I spoke with Dr. Mead and told him I had that very cough and I’d been using 10 or more cough drops a day, often coughing while the drop was in my mouth! I had stopped the cough drops as soon as I read the article.
“When was that?” he asked.
“Two days ago,” I responded.
“Was your coughing worse yesterday?”
“Yes it was, but much better today.”
“That’s the rebound effect of the menthol; it takes a day or so to get out of your body.”
Of course, Dr.

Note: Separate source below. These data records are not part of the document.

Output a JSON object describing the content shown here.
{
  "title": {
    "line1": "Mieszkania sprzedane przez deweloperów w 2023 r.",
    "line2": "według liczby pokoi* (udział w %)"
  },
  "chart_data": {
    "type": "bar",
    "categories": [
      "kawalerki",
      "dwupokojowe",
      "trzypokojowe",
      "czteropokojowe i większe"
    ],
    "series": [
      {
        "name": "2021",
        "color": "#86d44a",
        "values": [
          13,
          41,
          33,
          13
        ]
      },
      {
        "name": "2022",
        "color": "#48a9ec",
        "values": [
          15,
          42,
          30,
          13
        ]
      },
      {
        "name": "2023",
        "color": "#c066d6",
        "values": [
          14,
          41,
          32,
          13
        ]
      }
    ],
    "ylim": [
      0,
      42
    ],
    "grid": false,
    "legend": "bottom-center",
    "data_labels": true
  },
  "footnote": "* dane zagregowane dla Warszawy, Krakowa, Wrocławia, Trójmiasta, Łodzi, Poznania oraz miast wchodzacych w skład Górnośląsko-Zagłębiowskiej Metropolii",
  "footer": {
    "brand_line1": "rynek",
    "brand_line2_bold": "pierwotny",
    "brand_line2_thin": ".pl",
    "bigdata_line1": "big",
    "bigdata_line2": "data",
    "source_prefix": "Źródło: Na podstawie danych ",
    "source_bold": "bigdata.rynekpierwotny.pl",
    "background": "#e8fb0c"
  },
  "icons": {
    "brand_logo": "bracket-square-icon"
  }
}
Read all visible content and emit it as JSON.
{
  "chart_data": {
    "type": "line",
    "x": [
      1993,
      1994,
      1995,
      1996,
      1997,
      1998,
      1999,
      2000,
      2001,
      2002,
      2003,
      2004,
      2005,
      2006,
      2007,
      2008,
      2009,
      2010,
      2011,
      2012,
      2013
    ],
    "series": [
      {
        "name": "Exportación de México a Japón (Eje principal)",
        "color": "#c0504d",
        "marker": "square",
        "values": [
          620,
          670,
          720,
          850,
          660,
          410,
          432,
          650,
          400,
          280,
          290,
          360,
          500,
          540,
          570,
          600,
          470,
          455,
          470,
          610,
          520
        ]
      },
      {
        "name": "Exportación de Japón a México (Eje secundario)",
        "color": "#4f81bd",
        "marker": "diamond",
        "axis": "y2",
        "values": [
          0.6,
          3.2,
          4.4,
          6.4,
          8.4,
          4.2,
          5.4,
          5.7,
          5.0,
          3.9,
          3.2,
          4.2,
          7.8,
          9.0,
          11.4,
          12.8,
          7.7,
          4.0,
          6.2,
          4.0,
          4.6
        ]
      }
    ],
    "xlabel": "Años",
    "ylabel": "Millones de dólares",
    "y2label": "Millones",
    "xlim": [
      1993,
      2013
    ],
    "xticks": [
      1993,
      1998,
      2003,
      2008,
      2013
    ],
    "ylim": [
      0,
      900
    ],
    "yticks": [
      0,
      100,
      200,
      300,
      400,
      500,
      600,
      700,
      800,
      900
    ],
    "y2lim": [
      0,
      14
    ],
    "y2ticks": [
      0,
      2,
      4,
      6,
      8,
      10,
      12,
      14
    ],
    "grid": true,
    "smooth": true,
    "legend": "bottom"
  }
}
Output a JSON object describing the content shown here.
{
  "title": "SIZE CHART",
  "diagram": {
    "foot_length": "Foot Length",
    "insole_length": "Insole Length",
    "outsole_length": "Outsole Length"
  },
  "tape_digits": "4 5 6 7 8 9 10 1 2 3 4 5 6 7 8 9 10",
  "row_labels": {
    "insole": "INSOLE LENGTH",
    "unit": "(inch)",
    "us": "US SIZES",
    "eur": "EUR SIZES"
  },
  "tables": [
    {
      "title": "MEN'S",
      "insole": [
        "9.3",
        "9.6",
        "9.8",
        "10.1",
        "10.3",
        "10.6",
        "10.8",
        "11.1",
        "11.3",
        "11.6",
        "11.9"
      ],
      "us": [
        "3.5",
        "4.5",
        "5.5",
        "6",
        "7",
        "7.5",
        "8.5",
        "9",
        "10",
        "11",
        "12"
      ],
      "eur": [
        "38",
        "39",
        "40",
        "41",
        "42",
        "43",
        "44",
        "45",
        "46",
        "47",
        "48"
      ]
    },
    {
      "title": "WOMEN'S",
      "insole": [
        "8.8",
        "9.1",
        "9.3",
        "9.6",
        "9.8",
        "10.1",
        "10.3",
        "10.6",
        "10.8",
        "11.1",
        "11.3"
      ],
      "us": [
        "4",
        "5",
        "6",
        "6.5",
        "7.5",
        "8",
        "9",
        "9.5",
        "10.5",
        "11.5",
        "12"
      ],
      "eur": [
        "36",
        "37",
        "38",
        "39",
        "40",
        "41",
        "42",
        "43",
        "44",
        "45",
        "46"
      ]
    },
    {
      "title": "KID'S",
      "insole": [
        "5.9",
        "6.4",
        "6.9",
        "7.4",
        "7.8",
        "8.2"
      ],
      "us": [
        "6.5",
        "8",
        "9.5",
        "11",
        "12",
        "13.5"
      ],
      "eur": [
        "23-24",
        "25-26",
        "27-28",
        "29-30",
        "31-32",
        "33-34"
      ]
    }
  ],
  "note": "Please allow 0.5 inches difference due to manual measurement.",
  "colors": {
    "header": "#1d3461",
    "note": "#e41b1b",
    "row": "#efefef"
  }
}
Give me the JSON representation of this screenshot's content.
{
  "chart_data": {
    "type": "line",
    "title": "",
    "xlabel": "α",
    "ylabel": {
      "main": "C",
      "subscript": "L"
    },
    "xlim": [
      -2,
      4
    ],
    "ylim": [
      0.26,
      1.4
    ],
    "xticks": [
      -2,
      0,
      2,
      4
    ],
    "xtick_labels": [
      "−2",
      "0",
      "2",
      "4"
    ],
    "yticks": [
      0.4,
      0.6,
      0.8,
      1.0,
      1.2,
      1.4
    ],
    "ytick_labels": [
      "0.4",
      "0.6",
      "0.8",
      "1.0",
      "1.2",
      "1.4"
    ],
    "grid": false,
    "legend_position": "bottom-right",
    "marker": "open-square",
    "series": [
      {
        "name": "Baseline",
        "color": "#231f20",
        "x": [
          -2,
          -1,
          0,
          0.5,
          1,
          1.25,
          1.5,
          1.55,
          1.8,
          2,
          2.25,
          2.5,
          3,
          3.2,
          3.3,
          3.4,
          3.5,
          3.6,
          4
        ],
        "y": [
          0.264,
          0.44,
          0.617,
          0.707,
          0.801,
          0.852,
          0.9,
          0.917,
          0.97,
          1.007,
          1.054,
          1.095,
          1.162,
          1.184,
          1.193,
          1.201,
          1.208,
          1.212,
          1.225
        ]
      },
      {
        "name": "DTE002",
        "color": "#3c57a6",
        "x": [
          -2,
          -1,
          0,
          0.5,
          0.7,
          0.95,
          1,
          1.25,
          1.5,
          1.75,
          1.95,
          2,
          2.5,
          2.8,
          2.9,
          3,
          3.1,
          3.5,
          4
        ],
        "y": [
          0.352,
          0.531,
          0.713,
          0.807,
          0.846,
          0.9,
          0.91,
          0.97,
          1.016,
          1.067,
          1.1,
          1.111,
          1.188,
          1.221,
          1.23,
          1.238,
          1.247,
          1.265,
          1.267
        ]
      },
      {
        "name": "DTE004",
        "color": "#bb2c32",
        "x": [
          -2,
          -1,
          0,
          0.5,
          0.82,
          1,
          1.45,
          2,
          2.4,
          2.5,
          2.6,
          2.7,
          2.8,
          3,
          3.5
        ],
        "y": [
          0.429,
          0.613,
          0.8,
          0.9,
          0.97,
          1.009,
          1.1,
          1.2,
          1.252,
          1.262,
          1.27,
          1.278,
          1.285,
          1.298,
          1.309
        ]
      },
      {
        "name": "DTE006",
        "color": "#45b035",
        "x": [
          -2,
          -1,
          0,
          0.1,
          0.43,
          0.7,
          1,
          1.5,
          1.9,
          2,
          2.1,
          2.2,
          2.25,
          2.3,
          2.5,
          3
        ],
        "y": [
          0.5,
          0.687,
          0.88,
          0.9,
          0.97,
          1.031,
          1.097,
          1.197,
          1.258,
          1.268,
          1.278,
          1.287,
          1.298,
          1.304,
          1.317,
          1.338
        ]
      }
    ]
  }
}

Mead noted, the study did not consider underlying reasons for the cough. Coughs that come from asthma, COPD or other health reasons could have a completely different response to menthol.
What does Dr. Mead suggest to his patients now? Patience, and if the coughing is too disruptive, choosing a cough syrup that has dexamethasone is often effective at suppressing it.
The study was conducted by the Wisconsin Research and Education Network (WREN), headquartered in the department of family medicine and community health at the UW School of Medicine and Public Health.